‘No 100% guarantee of Covid-19 protection in schools’, education minister says
Kirsty Williams did not give a specific date for children returning to Welsh schools.
Teachers and pupils in Wales will not be able to have guarantees about their safety from coronavirus when they eventually return to the classroom, the country’s education minister has said.
Kirsty Williams said the health of those in schools was at the forefront of planning for the next phase of restarting education, but it was “impossible to give 100% guarantees”.
On Wednesday, Public Health Wales said a further 14 people have died after testing positive for Covid-19, taking the total number of deaths to 1,238, while the number of confirmed cases grew by 110 to 12,680.
At the Welsh Government’s daily press conference Ms Williams said the “health and emotional wellbeing” for adults and children in schools was “at the forefront of my mind”, but that she was unable to guarantee protection from the virus before a vaccine is found or it dies out.
“We will have to recognise that in any environment it is impossible to give 100% guarantees,” she said.
“What is incumbent upon me is that we manage those risks as much as possible and we create an environment that is safe as it possibly can be, so that we can allow more children to go back to school.
“We can’t eliminate all risk but we can our very best to minimise that risk to provide confidence and infrastructure to manage risk.”
Ms Williams again said she would refuse to set an “arbitrary date” for a return to schools, saying the Government first needed to see more evidence about the disease, as well as progress on its test, trace and protect plan.
She said she could not comment on the relationship between the teaching unions and the UK Government’s education secretary Gavin Williamson, after England became the only UK nation to set a school return date of June 1, but that she had a “very positive relationship” with the unions in Wales.
She said: “We work very closely with them because when we make a decision to go back into schools or allow more children to go back to school, the members of those unions will be the people that have to operationalise that decision and therefore we need to build confidence amongst parents but also confidence amongst the workforce that it is safe to go back.
“I will not set an arbitrary date for when more children will go back into Welsh schools.
“At this stage we need more evidence about the progression of the pandemic, we need more confidence around some of that evidence and to build confidence amongst key stakeholders, and we need more control over the disease.
“We also need to see the development of the test, trace and protect regime as well.
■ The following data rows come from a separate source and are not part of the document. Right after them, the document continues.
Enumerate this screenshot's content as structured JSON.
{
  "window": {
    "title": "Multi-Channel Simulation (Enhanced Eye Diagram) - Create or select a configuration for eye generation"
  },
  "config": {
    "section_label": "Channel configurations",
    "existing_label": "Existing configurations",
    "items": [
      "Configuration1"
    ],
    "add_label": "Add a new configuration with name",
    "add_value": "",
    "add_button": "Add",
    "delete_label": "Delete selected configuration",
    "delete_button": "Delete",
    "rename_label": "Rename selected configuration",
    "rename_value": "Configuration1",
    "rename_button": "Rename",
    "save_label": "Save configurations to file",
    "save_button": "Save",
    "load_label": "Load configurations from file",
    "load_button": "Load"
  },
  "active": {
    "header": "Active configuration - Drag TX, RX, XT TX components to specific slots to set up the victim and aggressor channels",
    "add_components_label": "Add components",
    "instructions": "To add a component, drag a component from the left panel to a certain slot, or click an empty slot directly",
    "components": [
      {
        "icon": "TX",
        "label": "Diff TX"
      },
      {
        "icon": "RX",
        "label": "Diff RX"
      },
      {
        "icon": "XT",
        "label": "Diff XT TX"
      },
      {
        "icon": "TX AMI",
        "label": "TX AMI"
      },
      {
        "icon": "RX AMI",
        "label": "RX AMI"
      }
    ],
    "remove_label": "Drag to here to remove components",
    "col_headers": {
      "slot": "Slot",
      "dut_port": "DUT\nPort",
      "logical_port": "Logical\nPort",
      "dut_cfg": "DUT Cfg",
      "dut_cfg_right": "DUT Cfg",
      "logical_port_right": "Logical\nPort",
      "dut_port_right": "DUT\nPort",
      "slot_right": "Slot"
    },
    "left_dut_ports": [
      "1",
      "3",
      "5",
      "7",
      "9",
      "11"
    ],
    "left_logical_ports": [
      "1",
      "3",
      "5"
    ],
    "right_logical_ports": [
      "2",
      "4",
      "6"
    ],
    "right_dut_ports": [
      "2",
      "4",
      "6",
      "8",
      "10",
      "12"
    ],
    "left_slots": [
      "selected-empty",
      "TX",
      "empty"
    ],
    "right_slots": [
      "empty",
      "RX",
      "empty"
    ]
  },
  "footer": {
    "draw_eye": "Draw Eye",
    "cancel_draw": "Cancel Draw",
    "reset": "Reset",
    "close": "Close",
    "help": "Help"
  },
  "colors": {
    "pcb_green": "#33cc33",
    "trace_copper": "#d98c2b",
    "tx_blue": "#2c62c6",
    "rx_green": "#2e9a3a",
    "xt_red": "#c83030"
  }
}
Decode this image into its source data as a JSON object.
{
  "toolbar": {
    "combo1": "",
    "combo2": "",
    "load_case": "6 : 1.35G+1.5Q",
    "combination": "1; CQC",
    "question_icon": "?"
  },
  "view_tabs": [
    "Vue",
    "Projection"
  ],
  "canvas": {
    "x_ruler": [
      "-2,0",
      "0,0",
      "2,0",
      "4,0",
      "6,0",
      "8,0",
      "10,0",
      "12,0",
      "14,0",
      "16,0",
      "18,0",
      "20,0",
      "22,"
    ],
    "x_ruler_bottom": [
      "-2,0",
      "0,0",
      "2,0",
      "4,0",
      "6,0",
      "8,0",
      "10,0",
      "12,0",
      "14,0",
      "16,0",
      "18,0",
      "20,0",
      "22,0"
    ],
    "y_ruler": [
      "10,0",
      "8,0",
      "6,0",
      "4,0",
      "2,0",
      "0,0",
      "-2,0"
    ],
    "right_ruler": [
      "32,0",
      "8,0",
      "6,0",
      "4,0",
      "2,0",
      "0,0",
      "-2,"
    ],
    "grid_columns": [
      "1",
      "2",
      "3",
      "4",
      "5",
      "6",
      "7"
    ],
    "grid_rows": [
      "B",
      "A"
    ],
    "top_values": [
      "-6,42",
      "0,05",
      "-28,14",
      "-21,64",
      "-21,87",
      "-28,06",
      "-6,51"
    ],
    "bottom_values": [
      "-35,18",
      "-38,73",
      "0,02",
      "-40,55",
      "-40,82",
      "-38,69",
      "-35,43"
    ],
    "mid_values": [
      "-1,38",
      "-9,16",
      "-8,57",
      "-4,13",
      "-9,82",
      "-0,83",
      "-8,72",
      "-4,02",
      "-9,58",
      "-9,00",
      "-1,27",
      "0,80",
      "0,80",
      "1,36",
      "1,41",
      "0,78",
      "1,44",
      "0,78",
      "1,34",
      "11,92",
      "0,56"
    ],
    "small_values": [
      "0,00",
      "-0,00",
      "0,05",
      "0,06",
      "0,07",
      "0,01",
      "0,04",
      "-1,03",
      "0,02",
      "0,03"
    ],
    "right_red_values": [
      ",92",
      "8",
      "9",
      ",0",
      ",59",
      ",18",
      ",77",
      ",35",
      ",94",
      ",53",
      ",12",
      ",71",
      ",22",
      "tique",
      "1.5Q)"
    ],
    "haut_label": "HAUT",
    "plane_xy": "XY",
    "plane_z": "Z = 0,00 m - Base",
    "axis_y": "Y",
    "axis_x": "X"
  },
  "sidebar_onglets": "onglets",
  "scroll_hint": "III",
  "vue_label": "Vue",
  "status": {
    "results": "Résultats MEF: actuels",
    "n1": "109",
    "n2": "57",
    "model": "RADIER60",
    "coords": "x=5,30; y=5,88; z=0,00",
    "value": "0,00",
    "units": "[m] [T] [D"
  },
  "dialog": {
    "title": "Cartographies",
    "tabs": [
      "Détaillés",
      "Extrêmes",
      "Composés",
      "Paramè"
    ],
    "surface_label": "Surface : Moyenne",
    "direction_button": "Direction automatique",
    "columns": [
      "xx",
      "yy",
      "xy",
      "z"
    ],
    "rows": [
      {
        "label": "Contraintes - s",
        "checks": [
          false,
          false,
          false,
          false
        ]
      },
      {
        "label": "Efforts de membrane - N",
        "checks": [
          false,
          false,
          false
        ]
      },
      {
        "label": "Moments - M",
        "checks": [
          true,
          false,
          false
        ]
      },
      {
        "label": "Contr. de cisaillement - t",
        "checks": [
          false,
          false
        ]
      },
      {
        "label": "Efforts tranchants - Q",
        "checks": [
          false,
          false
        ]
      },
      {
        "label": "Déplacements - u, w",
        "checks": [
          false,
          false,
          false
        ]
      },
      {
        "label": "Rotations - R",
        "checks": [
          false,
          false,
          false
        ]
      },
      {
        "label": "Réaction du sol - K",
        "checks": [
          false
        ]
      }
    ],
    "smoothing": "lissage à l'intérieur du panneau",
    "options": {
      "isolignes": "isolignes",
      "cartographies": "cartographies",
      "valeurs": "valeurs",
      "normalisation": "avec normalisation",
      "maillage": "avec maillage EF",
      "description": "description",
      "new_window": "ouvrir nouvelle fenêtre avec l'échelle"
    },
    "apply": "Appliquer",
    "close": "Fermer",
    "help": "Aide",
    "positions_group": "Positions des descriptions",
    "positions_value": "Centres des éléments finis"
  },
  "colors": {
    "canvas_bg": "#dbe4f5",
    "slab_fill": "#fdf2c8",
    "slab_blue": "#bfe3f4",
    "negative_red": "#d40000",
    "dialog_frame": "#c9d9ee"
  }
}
That’s a crucial key part of enabling children to go back to school.”
The Welsh Government earlier published its ‘Resilience Plan for post-16 learning’, setting out how it will work with colleges, universities and training providers to support learners throughout the pandemic.
The plan, which will run until March 2021, is aimed at education for learners aged 16 and over, including further and higher education, apprenticeships, employability and adult learning.
It is divided into three phases, with the current phase including moving teaching online and cancelling A-level exams, with the hope the next stages could see some learners return to classrooms later in the year.
Later in Plenary, Paul Davies, leader of the Welsh Conservatives group, asked First Minister Mark Drakeford when people could expect to see timings alongside the Welsh Government’s lockdown exit strategy.
Mr Drakeford replied: “Timescales are no guarantee, as Mr Davies will well know.
“Look how the June 1 timetable for opening schools in England is falling apart in the hands of the Government of England, how Downing Street last night had to say that June 1 was an aspiration, not a deadline, not a timescale after all.”
Elsewhere, the UK Government’s Welsh Secretary Simon Hart told BBC Radio Wales that Wales had “fallen behind” the rest of the UK in coronavirus testing.
Testing capacity in Wales is currently at 5,330, while just 1,565 tests were actually carried out across the country on Tuesday.
The Welsh Government had originally set out a testing target of 9,000 a day by the end of April before the target was scrapped.
Mr Hart said: “On this particular issue, on the testing issue, it is becoming obvious that Wales has fallen behind the other three nations.
“That just makes progress with this whole recovery process so much slower.”